« Allez le dire à tous les mabouls » : Emmanuel Macron recadre les partisans d’une rupture avec l’Algérie

En déplacement en Ariège, Emmanuel Macron a tenu des propos offensifs sur la question des médecins étrangers. Face aux tensions politiques avec l’Algérie, le chef de l’État assume une ligne pragmatique, au moment où ces praticiens sont devenus indispensables au système de santé.

Publié : 27 avril 2026 à 15h10 par La Rédaction

Emmanuel Macron
Crédit : Emmanuel Macron - Facebook

Une sortie musclée sur fond de débat diplomatique. Emmanuel Macron a haussé le ton. Interpellé par un médecin formé à Oran, le président a lancé : « allez le dire à tous les mabouls qui disent qu'il faut se fâcher avec l'Algérie ».

Une déclaration directe, qui vise les tenants d’une ligne dure avec Alger. Sans le nommer, le chef de l’État adresse un message clair à son ancien ministre de l’Intérieur, Bruno Retailleau, partisan d’un rapport de force avec le pays nord-africain.

Le casse-tête des médecins hors Union européenne

Au cœur des échanges : la situation des PADHUE, ces praticiens diplômés hors Union européenne. Leur rôle est crucial, mais leur statut reste fragile. Le président n’a pas caché son agacement face aux lourdeurs administratives : « Les 'PADHU' , c'est encore le bordel ». Avant d’ajouter : « C'est un truc qui me rend dingue! Ils font de la médecine et le jour où il faut les titulariser, faut repasser un concours! On a un système qui marche sur la tête ! ».

Aujourd’hui, ces médecins doivent franchir plusieurs étapes avant de pouvoir exercer pleinement : épreuves de vérification des connaissances, parcours de consolidation de deux ans, puis validation par l’Ordre des médecins. Un processus long, souvent dénoncé pour sa complexité.

Une dépendance devenue structurelle

Derrière ce débat administratif se cache une réalité plus profonde. Les médecins formés à l’étranger occupent désormais une place centrale dans le système de santé français. Au 1er janvier 2026, ils représentaient plus de 14 % des praticiens en activité, soit le double d’il y a quinze ans. Leur présence est particulièrement marquée dans certaines spécialités et dans les hôpitaux.

La situation dépasse le simple manque de médecins. Elle révèle surtout des déséquilibres territoriaux et des difficultés à maintenir une offre de soins dans les zones les plus fragiles. Dans ces territoires, les praticiens étrangers assurent souvent la continuité des services.

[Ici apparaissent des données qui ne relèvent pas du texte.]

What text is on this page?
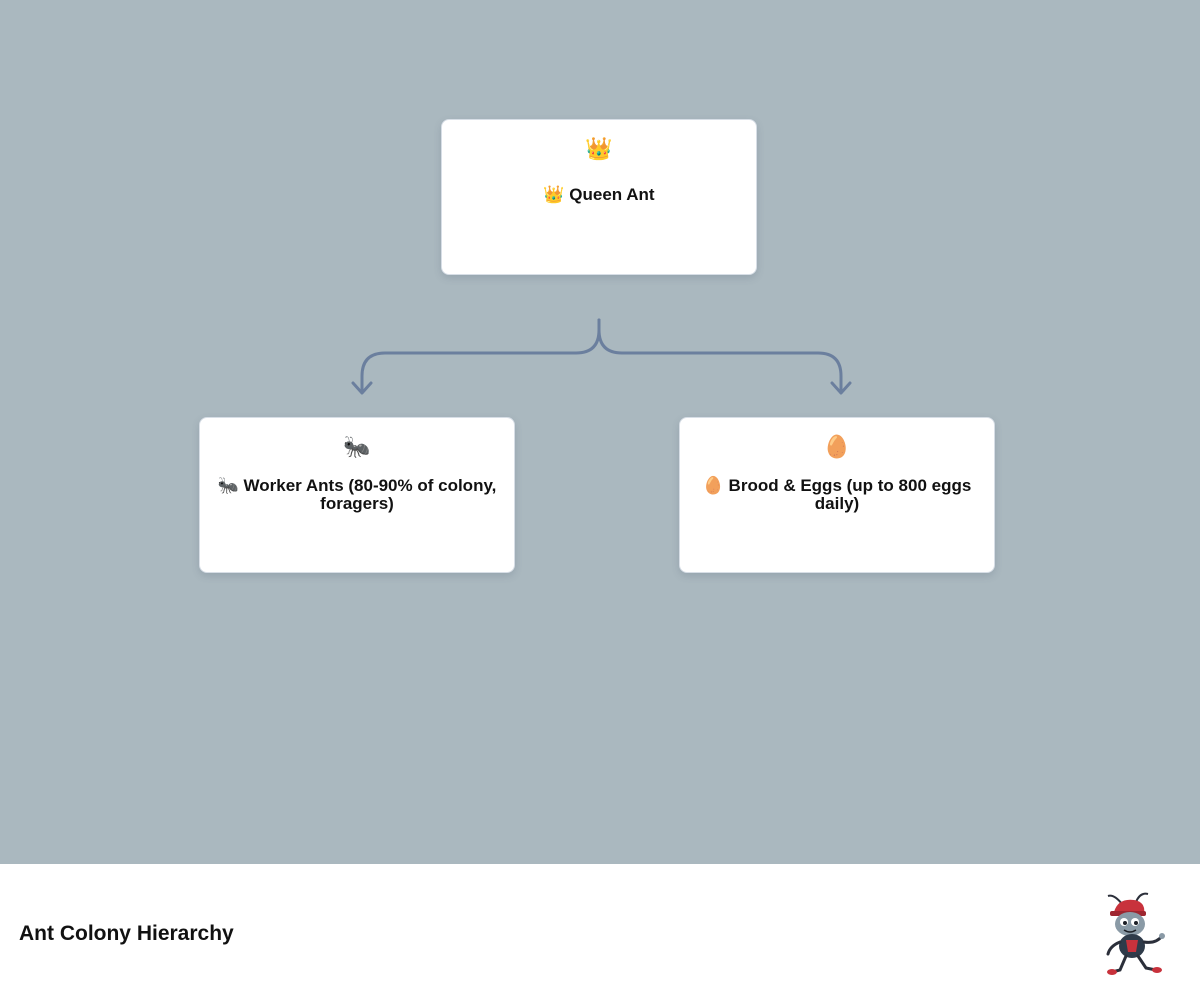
👑
👑 Queen Ant
🐜
🐜 Worker Ants (80-90% of colony, foragers)
🥚
🥚 Brood & Eggs (up to 800 eggs daily)
Ant Colony Hierarchy
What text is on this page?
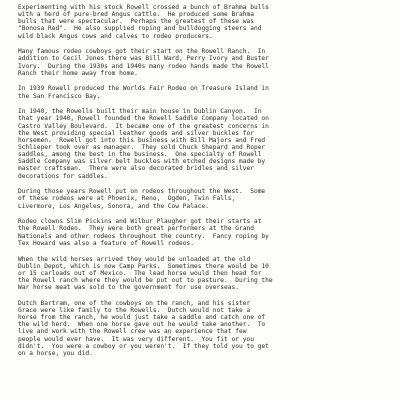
Experimenting with his stock Rowell crossed a bunch of Brahma bulls
with a herd of pure-bred Angus cattle.  He produced some Brahma
bulls that were spectacular.  Perhaps the greatest of these was
"Bonosa Red".  He also supplied roping and bulldogging steers and
wild black Angus cows and calves to rodeo producers.
Many famous rodeo cowboys got their start on the Rowell Ranch.  In
addition to Cecil Jones there was Bill Ward, Perry Ivory and Buster
Ivory.  During the 1930s and 1940s many rodeo hands made the Rowell
Ranch their home away from home.
In 1939 Rowell produced the Worlds Fair Rodeo on Treasure Island in
the San Francisco Bay.
In 1940, the Rowells built their main house in Dublin Canyon.  In
that year 1940, Rowell founded the Rowell Saddle Company located on
Castro Valley Boulevard.  It became one of the greatest concerns in
the West providing special leather goods and silver buckles for
horsemen.  Rowell got into this business with Bill Majors and Fred
Schlieper took over as manager.  They sold Chuck Shepard and Roper
saddles, among the best in the business.  One specialty of Rowell
Saddle Company was silver belt buckles with etched designs made by
master craftsman.  There were also decorated bridles and silver
decorations for saddles.
During those years Rowell put on rodeos throughout the West.  Some
of these rodeos were at Phoenix, Reno,  Ogden, Twin Falls,
Livermore, Los Angeles, Sonora, and the Cow Palace.
Rodeo clowns Slim Pickins and Wilbur Plaugher got their starts at
the Rowell Rodeo.  They were both great performers at the Grand
Nationals and other rodeos throughout the country.  Fancy roping by
Tex Howard was also a feature of Rowell rodeos.
When the wild horses arrived they would be unloaded at the old
Dublin Depot, which is now Camp Parks.  Sometimes there would be 10
or 15 carloads out of Mexico.  The lead horse would then head for
the Rowell ranch where they would be put out to pasture.  During the
War horse meat was sold to the government for use overseas.
Dutch Bartram, one of the cowboys on the ranch, and his sister
Grace were like family to the Rowells.  Dutch would not take a
horse from the ranch, he would just take a saddle and catch one of
the wild herd.  When one horse gave out he would take another.  To
live and work with the Rowell crew was an experience that few
people would ever have.  It was very different.  You fit or you
didn't.  You were a cowboy or you weren't.  If they told you to get
on a horse, you did.
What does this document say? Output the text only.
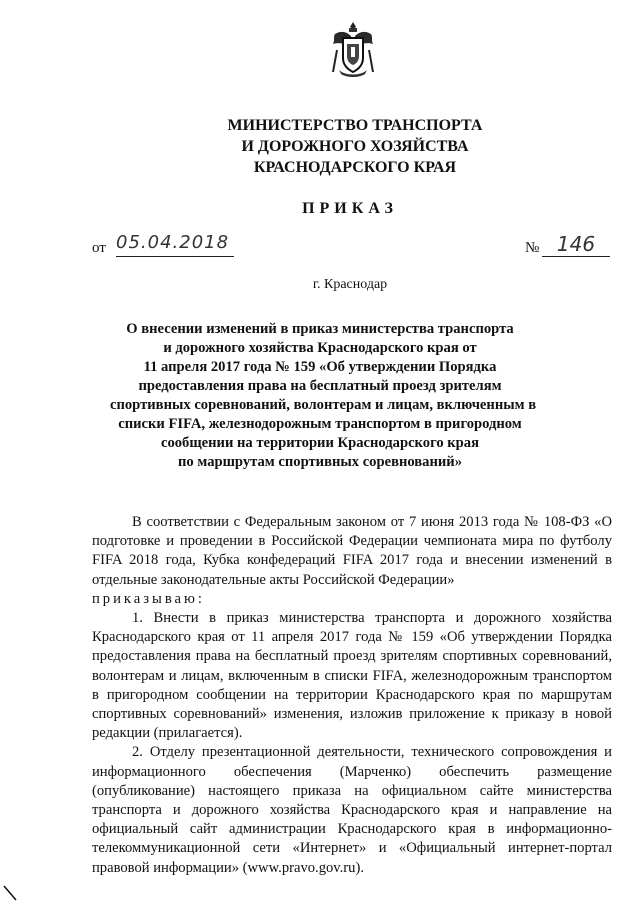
МИНИСТЕРСТВО ТРАНСПОРТА
И ДОРОЖНОГО ХОЗЯЙСТВА
КРАСНОДАРСКОГО КРАЯ
ПРИКАЗ
от 05.04.2018	№ 146
г. Краснодар
О внесении изменений в приказ министерства транспорта
и дорожного хозяйства Краснодарского края от
11 апреля 2017 года № 159 «Об утверждении Порядка
предоставления права на бесплатный проезд зрителям
спортивных соревнований, волонтерам и лицам, включенным в
списки FIFA, железнодорожным транспортом в пригородном
сообщении на территории Краснодарского края
по маршрутам спортивных соревнований»

В соответствии с Федеральным законом от 7 июня 2013 года № 108-ФЗ «О подготовке и проведении в Российской Федерации чемпионата мира по футболу FIFA 2018 года, Кубка конфедераций FIFA 2017 года и внесении изменений в отдельные законодательные акты Российской Федерации»

приказываю:

1. Внести в приказ министерства транспорта и дорожного хозяйства Краснодарского края от 11 апреля 2017 года № 159 «Об утверждении Порядка предоставления права на бесплатный проезд зрителям спортивных соревнований, волонтерам и лицам, включенным в списки FIFA, железнодорожным транспортом в пригородном сообщении на территории Краснодарского края по маршрутам спортивных соревнований» изменения, изложив приложение к приказу в новой редакции (прилагается).

2. Отделу презентационной деятельности, технического сопровождения и информационного обеспечения (Марченко) обеспечить размещение (опубликование) настоящего приказа на официальном сайте министерства транспорта и дорожного хозяйства Краснодарского края и направление на официальный сайт администрации Краснодарского края в информационно-телекоммуникационной сети «Интернет» и «Официальный интернет-портал правовой информации» (www.pravo.gov.ru).
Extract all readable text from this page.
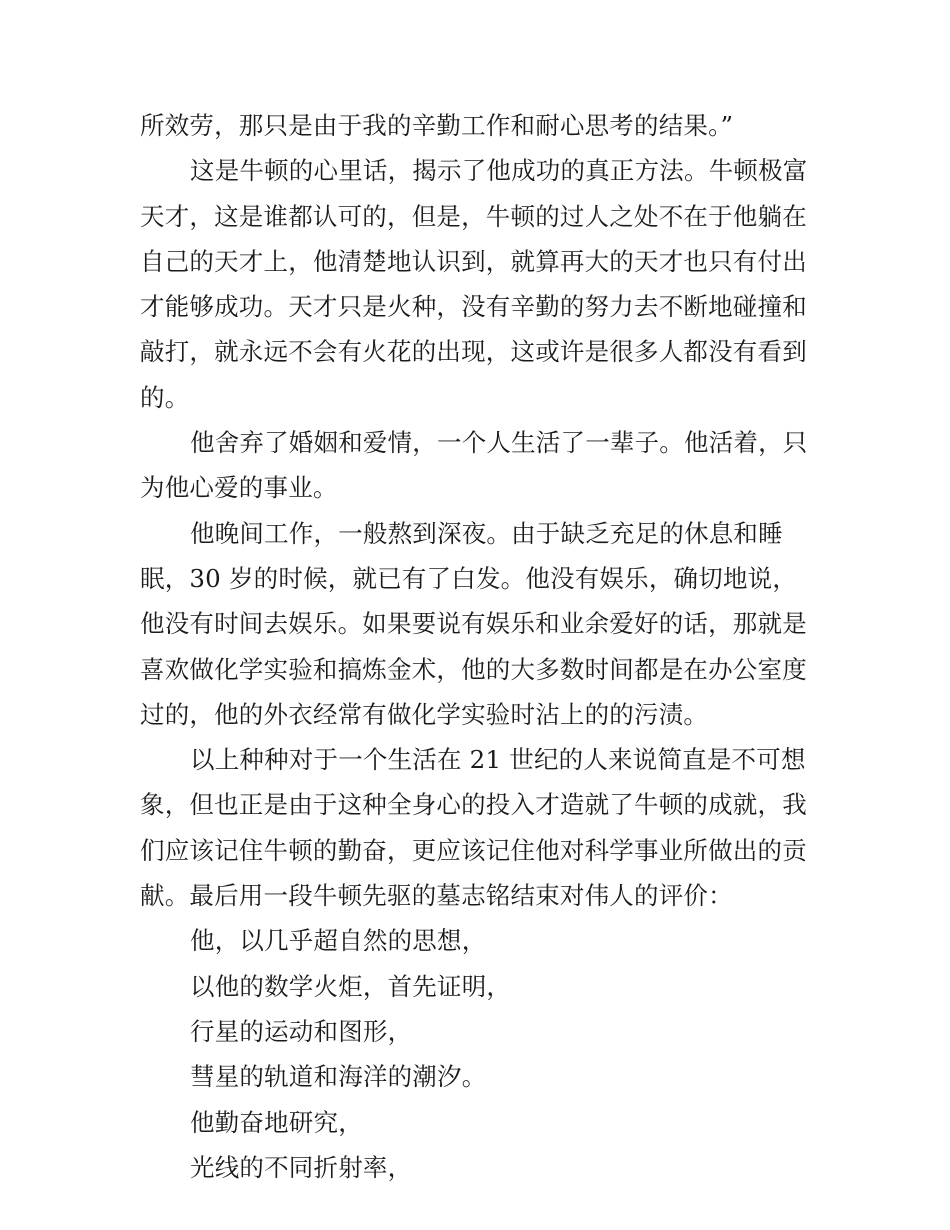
所效劳，那只是由于我的辛勤工作和耐心思考的结果。”
这是牛顿的心里话，揭示了他成功的真正方法。牛顿极富
天才，这是谁都认可的，但是，牛顿的过人之处不在于他躺在
自己的天才上，他清楚地认识到，就算再大的天才也只有付出
才能够成功。天才只是火种，没有辛勤的努力去不断地碰撞和
敲打，就永远不会有火花的出现，这或许是很多人都没有看到
的。
他舍弃了婚姻和爱情，一个人生活了一辈子。他活着，只
为他心爱的事业。
他晚间工作，一般熬到深夜。由于缺乏充足的休息和睡
眠，30 岁的时候，就已有了白发。他没有娱乐，确切地说，
他没有时间去娱乐。如果要说有娱乐和业余爱好的话，那就是
喜欢做化学实验和搞炼金术，他的大多数时间都是在办公室度
过的，他的外衣经常有做化学实验时沾上的的污渍。
以上种种对于一个生活在 21 世纪的人来说简直是不可想
象，但也正是由于这种全身心的投入才造就了牛顿的成就，我
们应该记住牛顿的勤奋，更应该记住他对科学事业所做出的贡
献。最后用一段牛顿先驱的墓志铭结束对伟人的评价：
他，以几乎超自然的思想，
以他的数学火炬，首先证明，
行星的运动和图形，
彗星的轨道和海洋的潮汐。
他勤奋地研究，
光线的不同折射率，
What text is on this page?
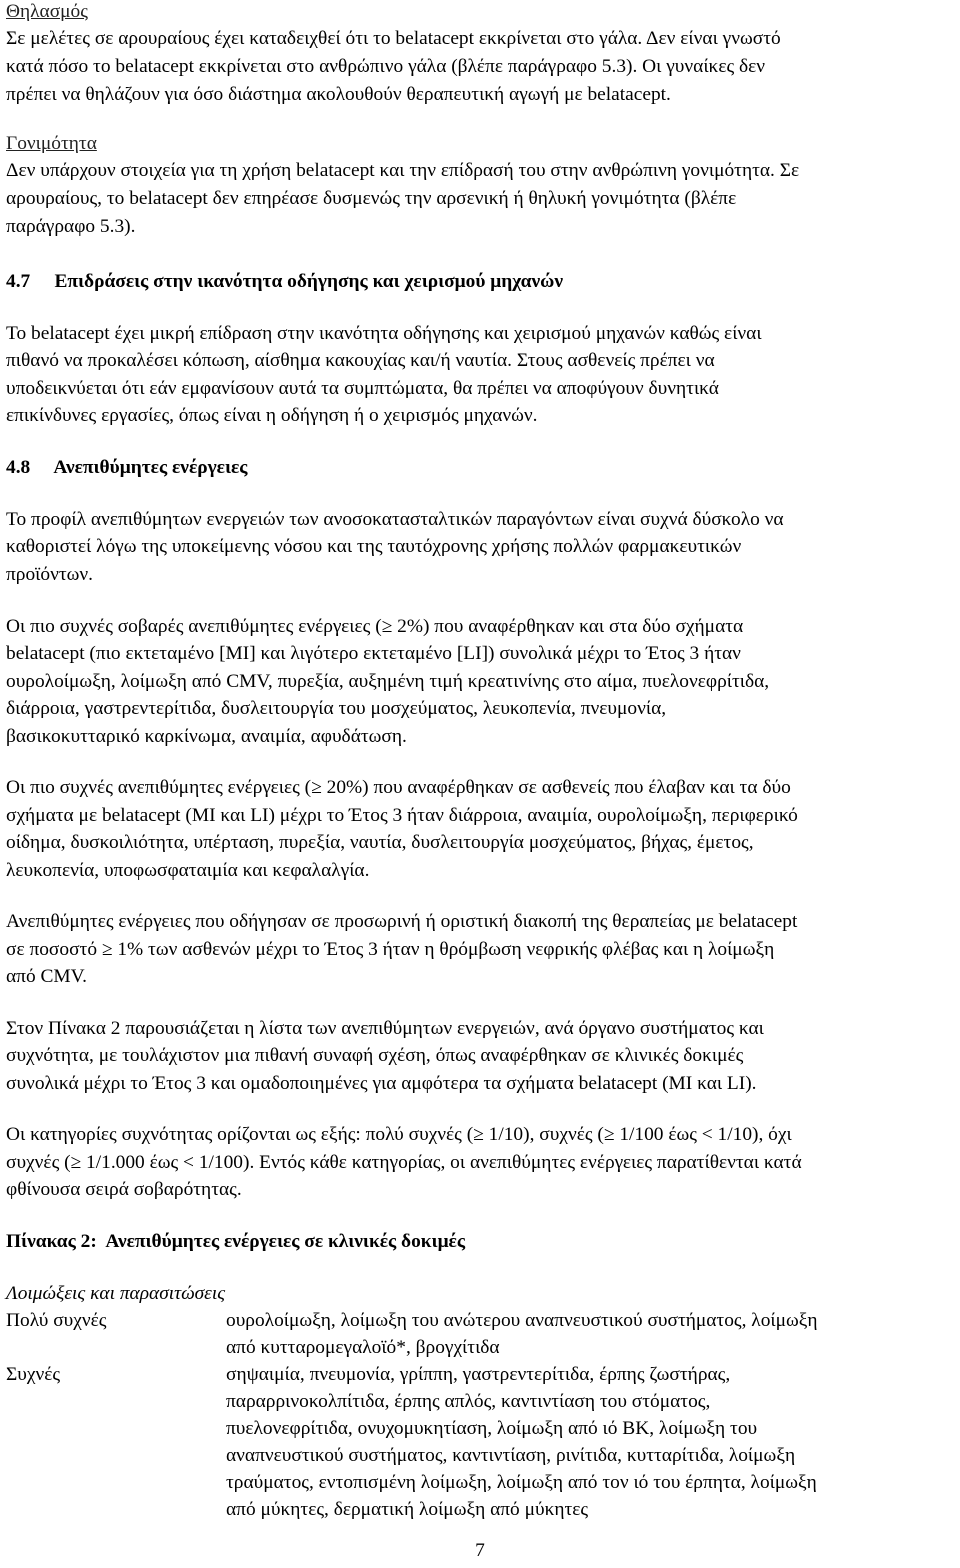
Θηλασμός
Σε μελέτες σε αρουραίους έχει καταδειχθεί ότι το belatacept εκκρίνεται στο γάλα. Δεν είναι γνωστό
κατά πόσο το belatacept εκκρίνεται στο ανθρώπινο γάλα (βλέπε παράγραφο 5.3). Οι γυναίκες δεν
πρέπει να θηλάζουν για όσο διάστημα ακολουθούν θεραπευτική αγωγή με belatacept.
Γονιμότητα
Δεν υπάρχουν στοιχεία για τη χρήση belatacept και την επίδρασή του στην ανθρώπινη γονιμότητα. Σε
αρουραίους, το belatacept δεν επηρέασε δυσμενώς την αρσενική ή θηλυκή γονιμότητα (βλέπε
παράγραφο 5.3).
4.7     Επιδράσεις στην ικανότητα οδήγησης και χειρισμού μηχανών
Το belatacept έχει μικρή επίδραση στην ικανότητα οδήγησης και χειρισμού μηχανών καθώς είναι
πιθανό να προκαλέσει κόπωση, αίσθημα κακουχίας και/ή ναυτία. Στους ασθενείς πρέπει να
υποδεικνύεται ότι εάν εμφανίσουν αυτά τα συμπτώματα, θα πρέπει να αποφύγουν δυνητικά
επικίνδυνες εργασίες, όπως είναι η οδήγηση ή ο χειρισμός μηχανών.
4.8     Ανεπιθύμητες ενέργειες
Το προφίλ ανεπιθύμητων ενεργειών των ανοσοκατασταλτικών παραγόντων είναι συχνά δύσκολο να
καθοριστεί λόγω της υποκείμενης νόσου και της ταυτόχρονης χρήσης πολλών φαρμακευτικών
προϊόντων.
Οι πιο συχνές σοβαρές ανεπιθύμητες ενέργειες (≥ 2%) που αναφέρθηκαν και στα δύο σχήματα
belatacept (πιο εκτεταμένο [MI] και λιγότερο εκτεταμένο [LI]) συνολικά μέχρι το Έτος 3 ήταν
ουρολοίμωξη, λοίμωξη από CMV, πυρεξία, αυξημένη τιμή κρεατινίνης στο αίμα, πυελονεφρίτιδα,
διάρροια, γαστρεντερίτιδα, δυσλειτουργία του μοσχεύματος, λευκοπενία, πνευμονία,
βασικοκυτταρικό καρκίνωμα, αναιμία, αφυδάτωση.
Οι πιο συχνές ανεπιθύμητες ενέργειες (≥ 20%) που αναφέρθηκαν σε ασθενείς που έλαβαν και τα δύο
σχήματα με belatacept (MI και LI) μέχρι το Έτος 3 ήταν διάρροια, αναιμία, ουρολοίμωξη, περιφερικό
οίδημα, δυσκοιλιότητα, υπέρταση, πυρεξία, ναυτία, δυσλειτουργία μοσχεύματος, βήχας, έμετος,
λευκοπενία, υποφωσφαταιμία και κεφαλαλγία.
Ανεπιθύμητες ενέργειες που οδήγησαν σε προσωρινή ή οριστική διακοπή της θεραπείας με belatacept
σε ποσοστό ≥ 1% των ασθενών μέχρι το Έτος 3 ήταν η θρόμβωση νεφρικής φλέβας και η λοίμωξη
από CMV.
Στον Πίνακα 2 παρουσιάζεται η λίστα των ανεπιθύμητων ενεργειών, ανά όργανο συστήματος και
συχνότητα, με τουλάχιστον μια πιθανή συναφή σχέση, όπως αναφέρθηκαν σε κλινικές δοκιμές
συνολικά μέχρι το Έτος 3 και ομαδοποιημένες για αμφότερα τα σχήματα belatacept (MI και LI).
Οι κατηγορίες συχνότητας ορίζονται ως εξής: πολύ συχνές (≥ 1/10), συχνές (≥ 1/100 έως < 1/10), όχι
συχνές (≥ 1/1.000 έως < 1/100). Εντός κάθε κατηγορίας, οι ανεπιθύμητες ενέργειες παρατίθενται κατά
φθίνουσα σειρά σοβαρότητας.
Πίνακας 2:  Ανεπιθύμητες ενέργειες σε κλινικές δοκιμές
Λοιμώξεις και παρασιτώσεις
Πολύ συχνές	ουρολοίμωξη, λοίμωξη του ανώτερου αναπνευστικού συστήματος, λοίμωξη
από κυτταρομεγαλοϊό*, βρογχίτιδα
Συχνές	σηψαιμία, πνευμονία, γρίππη, γαστρεντερίτιδα, έρπης ζωστήρας,
παραρρινοκολπίτιδα, έρπης απλός, καντιντίαση του στόματος,
πυελονεφρίτιδα, ονυχομυκητίαση, λοίμωξη από ιό BK, λοίμωξη του
αναπνευστικού συστήματος, καντιντίαση, ρινίτιδα, κυτταρίτιδα, λοίμωξη
τραύματος, εντοπισμένη λοίμωξη, λοίμωξη από τον ιό του έρπητα, λοίμωξη
από μύκητες, δερματική λοίμωξη από μύκητες
7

Le Maghreb, pilier du système hospitalier

La majorité de ces médecins est formée dans les pays du Maghreb. L’Algérie arrive largement en tête avec 38,8 %, suivie de la Tunisie 17% et du Maroc 7 %. Une réalité qui reflète des liens historiques, mais aussi une forme de dépendance.

Dans certains services hospitaliers, leur présence est déterminante, notamment en gériatrie, en pédiatrie ou encore en chirurgie. Ils interviennent là où les besoins sont les plus urgents. Cette contribution est d’autant plus visible dans les zones sous-dotées. Dans certains départements, près d’un médecin sur deux a obtenu son diplôme à l’étranger.

Une reconnaissance encore incomplète

Malgré leur rôle essentiel, ces praticiens restent souvent dans une situation précaire. Plusieurs réformes récentes ont tenté d’assouplir leur intégration, notamment avec des autorisations temporaires d’exercice.

Mais les tensions persistent. En mars 2025, plusieurs centaines de médecins étrangers ont entamé une grève de la faim pour dénoncer leurs conditions. Le gouvernement, lui, insiste sur la nécessité de régulariser progressivement ces situations.

Un enjeu éthique et stratégique

Au-delà des frontières, cette dépendance pose question. L’Organisation mondiale de la santé appelle à un recrutement plus équilibré, afin de ne pas fragiliser les systèmes de santé des pays d’origine.

Car le constat est clair : la France attire des médecins issus de pays où les besoins restent eux aussi importants. Le différentiel de densité médicale entre les deux rives de la Méditerranée illustre cette tension.

Entre urgence et réforme

La prise de position d’Emmanuel Macron assume un cap clair : continuer à s’appuyer sur ces praticiens tout en tentant d’accélérer leur intégration. Un choix pragmatique face à une crise qui s’installe dans la durée.

Mais derrière cette réponse immédiate, une réalité persiste. Le système de santé  reste fragilisé, dépendant de ressources extérieures pour combler ses manques. À défaut de réformes structurelles, cette solution pourrait s’imposer non plus comme un levier temporaire, mais comme une nécessité durable.